What we'll learn about top NFL decision-makers with Tom Brady appeal ruling

NFL commissioner Roger Goodell could make his ruling on New England Patriots quarterback Tom Brady's appeal this week, so let's lead things off with how that decision will tell us a lot about some people in key leadership positions within the league.

Specifically, the spotlight shines bright on Goodell, general counsel Jeff Pash and executive vice president Troy Vincent.

From this view, they have been the primary drivers of a story that spiraled out of control and became something much bigger than it is, based on a shaky $5 million Wells report that blistered Brady for being "generally aware" of something that is "more probable than not" to have taken place.

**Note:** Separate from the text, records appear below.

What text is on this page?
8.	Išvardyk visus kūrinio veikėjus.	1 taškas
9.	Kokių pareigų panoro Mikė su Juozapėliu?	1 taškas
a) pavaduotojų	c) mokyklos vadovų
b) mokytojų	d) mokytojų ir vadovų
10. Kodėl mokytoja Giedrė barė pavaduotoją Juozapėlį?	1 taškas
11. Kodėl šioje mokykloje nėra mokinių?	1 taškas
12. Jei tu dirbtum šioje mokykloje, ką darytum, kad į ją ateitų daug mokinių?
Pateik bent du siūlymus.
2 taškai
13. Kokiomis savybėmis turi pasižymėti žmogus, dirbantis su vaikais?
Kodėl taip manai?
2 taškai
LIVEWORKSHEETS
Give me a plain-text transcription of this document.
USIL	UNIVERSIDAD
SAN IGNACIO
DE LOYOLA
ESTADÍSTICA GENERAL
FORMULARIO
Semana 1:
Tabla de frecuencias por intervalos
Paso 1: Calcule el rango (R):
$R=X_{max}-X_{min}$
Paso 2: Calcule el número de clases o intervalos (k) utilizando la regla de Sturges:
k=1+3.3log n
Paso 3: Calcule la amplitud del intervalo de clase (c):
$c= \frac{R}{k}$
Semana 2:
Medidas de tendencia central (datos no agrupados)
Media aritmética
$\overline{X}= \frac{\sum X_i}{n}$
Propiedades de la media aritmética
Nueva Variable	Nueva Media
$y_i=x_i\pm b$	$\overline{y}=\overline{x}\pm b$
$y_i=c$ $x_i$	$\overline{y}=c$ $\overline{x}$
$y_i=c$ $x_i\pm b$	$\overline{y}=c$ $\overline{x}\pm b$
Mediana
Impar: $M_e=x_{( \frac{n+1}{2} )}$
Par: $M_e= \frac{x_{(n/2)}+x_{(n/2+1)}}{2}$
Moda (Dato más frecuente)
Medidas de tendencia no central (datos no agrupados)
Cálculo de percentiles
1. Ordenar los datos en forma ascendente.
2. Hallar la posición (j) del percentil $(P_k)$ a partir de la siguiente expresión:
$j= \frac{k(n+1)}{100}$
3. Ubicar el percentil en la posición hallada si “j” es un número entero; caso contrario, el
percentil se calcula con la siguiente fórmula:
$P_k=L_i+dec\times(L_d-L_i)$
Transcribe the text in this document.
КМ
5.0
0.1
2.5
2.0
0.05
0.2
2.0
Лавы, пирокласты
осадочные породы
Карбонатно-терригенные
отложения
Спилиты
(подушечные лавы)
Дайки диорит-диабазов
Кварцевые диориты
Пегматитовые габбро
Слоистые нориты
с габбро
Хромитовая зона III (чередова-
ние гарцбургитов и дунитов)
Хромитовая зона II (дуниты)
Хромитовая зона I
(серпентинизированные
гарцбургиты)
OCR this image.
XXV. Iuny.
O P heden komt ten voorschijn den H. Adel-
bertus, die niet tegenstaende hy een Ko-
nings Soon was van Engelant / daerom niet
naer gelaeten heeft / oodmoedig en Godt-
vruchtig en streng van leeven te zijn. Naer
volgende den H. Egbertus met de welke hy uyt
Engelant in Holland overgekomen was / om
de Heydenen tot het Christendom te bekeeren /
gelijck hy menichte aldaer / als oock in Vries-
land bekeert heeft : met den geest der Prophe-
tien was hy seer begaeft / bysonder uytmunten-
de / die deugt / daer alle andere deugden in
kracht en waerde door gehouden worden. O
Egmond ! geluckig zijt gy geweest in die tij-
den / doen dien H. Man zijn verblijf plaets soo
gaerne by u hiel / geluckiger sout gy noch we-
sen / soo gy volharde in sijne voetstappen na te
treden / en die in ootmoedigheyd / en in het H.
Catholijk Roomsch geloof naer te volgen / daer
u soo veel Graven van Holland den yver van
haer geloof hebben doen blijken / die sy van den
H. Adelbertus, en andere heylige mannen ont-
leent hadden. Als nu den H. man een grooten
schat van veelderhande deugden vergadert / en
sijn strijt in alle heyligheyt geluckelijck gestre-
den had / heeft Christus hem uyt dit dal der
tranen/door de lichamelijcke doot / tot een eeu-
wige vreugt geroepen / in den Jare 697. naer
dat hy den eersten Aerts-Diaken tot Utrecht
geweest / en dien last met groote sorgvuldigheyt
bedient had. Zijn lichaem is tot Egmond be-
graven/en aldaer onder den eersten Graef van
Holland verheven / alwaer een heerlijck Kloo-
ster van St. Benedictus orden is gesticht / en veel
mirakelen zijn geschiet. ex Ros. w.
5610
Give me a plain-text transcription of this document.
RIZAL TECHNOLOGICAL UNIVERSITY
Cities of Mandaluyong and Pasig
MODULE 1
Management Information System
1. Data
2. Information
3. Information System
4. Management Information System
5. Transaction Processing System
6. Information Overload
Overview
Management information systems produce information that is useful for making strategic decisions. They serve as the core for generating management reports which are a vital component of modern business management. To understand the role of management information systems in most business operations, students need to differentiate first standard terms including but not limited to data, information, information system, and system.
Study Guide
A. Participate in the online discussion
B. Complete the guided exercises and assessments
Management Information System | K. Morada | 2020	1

With that as the springboard, here is our "what we'll learn" guide as it relates to Goodell, Pash and Vincent:

If they keep the suspension at four games, they are tone deaf. That would match the 2015 suspension of Cowboys defensive end Greg Hardy, whose transgressions are in a different and much more serious zip code when compared to Brady's alleged transgressions.

If they reduce the suspension to three games, they are instigators. That minor reduction would mean they are essentially telling Brady "we don't believe you, so bring it on; we want you in court."

If they reduce the suspension to two games, they are playing to perception. This is the safest play for Goodell, Pash and Vincent (and most likely) because it's far enough away from Hardy, but also lets 31 other teams know that they aren't backing down from a club that is perceived to have received favorable treatment in the past.

If they reduce the suspension to one game, they are strategic. From a perception standpoint, the league could still say it still held its line while at the same time potentially enticing Brady to stop the fight (while being able to maintain his innocence in the process).

If they overturn the suspension altogether, or table it to gather more information on air pressure in footballs, they are driven by fairness. This would be an acknowledgment that there simply isn’t enough evidence in the Wells report to conclude Brady is guilty. Take away rooting interest, and look solely at the available information and the league’s (lack of) history with gauging air pressure in footballs, and any NFL player or team official should be concerned that the league could come down this hard.